I also disagree with the notion of murder, that abortion is murder and that life begins at conception. Because fundamentally, this is heresy. This is a fatalist argument, and theosophy completely contradicts this. There is no fatalism, God made us the stewards of the Earth, the Earth is ours to tend. We may reap its fruits, and live in balance, we may become Stoic and disciplined and live within our means, we may choose between being the sacrificial lamb, and the gluttonous beast. Nothing stops us except for ourselves.
God did not prescribe Hitler, or Caesar Augustus, God did not prescribe the slave trade or the plague. God did not prescribe the circumstances as produced by our actions, whether it is the negligence which caused the plague, or the imperiousness of Adolf Hitler. These were the deeds of humanity, and we are not God’s dollhouse, and nothing we do is fatalistic.
We can destroy the Earth, we can maintain it for generations to come. We can endow it with love and compassion, or we can ruin it by our own lesser impulses, the choice has always been ours, and pretending God is going to step in, that God is going to turn the universe into a dollhouse, is a dangerous and fanatical notion.
God can guide is with wisdom, God can explain the laws of the world, God can answer our prayers and deliver prophecy, but what we do with this has always been our choice. The spirit and the body has always been a thing of two realms. The spirit does not force our actions, it merely makes us regret them.
And since this is indeed the case, how can a thing which is bereft of choice, a thing which is bereft of thought, and reason, and spirit, be a thing which is alive? Only in fatalism is this true.

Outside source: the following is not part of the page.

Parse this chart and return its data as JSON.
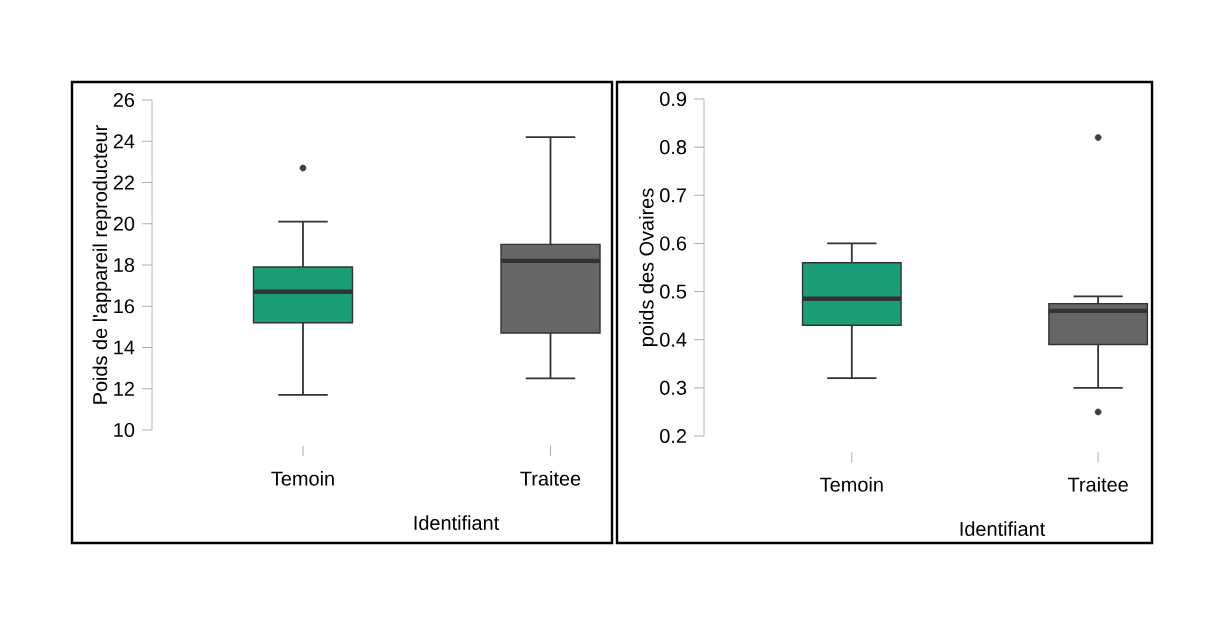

Only in the prescribed notion of a holy plan, in this God of perfect worlds, this God that tells us to stay at home and let the powers that be prosper without question or scrutiny, this convenient God that seems to always make room for kings and emperors and crimes against humanity, does life begin at conception.

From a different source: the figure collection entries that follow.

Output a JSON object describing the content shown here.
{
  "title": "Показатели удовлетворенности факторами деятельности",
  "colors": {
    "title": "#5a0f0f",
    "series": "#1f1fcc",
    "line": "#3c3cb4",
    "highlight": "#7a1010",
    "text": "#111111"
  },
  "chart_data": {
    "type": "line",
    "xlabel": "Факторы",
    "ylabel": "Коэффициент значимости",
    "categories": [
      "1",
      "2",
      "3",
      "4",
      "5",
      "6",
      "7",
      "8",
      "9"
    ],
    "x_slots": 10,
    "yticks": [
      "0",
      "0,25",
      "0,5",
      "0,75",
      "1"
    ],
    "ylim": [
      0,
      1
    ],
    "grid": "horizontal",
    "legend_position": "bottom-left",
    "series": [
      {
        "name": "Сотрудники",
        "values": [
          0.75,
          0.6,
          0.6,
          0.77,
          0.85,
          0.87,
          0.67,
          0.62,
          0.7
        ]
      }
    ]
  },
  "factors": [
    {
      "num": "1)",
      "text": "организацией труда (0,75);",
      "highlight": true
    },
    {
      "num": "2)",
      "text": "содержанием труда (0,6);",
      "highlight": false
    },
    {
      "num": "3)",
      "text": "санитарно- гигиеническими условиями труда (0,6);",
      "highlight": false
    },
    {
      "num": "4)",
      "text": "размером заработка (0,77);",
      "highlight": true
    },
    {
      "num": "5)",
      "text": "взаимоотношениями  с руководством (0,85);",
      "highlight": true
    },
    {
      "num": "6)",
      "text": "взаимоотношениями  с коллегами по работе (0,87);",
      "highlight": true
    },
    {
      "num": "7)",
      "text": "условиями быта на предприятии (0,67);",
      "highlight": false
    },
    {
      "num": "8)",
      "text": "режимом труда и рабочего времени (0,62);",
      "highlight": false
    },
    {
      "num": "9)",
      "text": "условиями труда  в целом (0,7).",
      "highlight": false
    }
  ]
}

To anyone else, to anyone who believes in the holy gospel however, life begins at life.
This is why, while I am acutely aware of the many perils which abortion entails, I still support it. Because all medicine is perilous, and we should not fault the surgeon for the blood they spill. Their work is still holy, and they are healing the sick.
Perhaps in a perfect world where every child is welcome, where poverty and misery is a distant memory, in a perfect world where pregnant women aren’t neglected and mistreated, where single mothers aren’t persecuted and shunned, one could argue that as long as we look after someone, they owe the foetus 9 months of what would in such a circumstance be mere inconvenience. If we made it our collective duty to care for children, from cradle to grave, then I think it is a perfectly valid topic to revisit.
But until such a status quo exists, until compassion is a sincere thing that embodies every faucet of life, rather than to be twisted into a bludgeon with which you abuse vulnerable women, it is simply folly.
If you want to morally admonish abortion, if you want to call it murder, then fine, do so. But do not point the finger at the blameless individual. Point it at the government, at the school system, at the landlords and the bankers and the creditors who make this world a cruel and hostile one.
Accept the true Stoic reality here, how the abortions are inevitable, question is who you blame. A social order that is callous and unforgiving, especially to motherhood, rather than individuals who struggle with one of life’s hardest choices.
If God compels you to beat down the downtrodden rather than to rebel against the emperor, then you have misunderstood God. Christ was the crucified, not the crucifier. To put the poor into conditions where they are forced to suffer is to inflict upon the same same stigmata that drew the blood of Christ. Only an imperial Roman would kick the downtrodden in such a shameful way.
And you are better than that. God inspires you to be more. To make the tough choices, and to walk the longer path.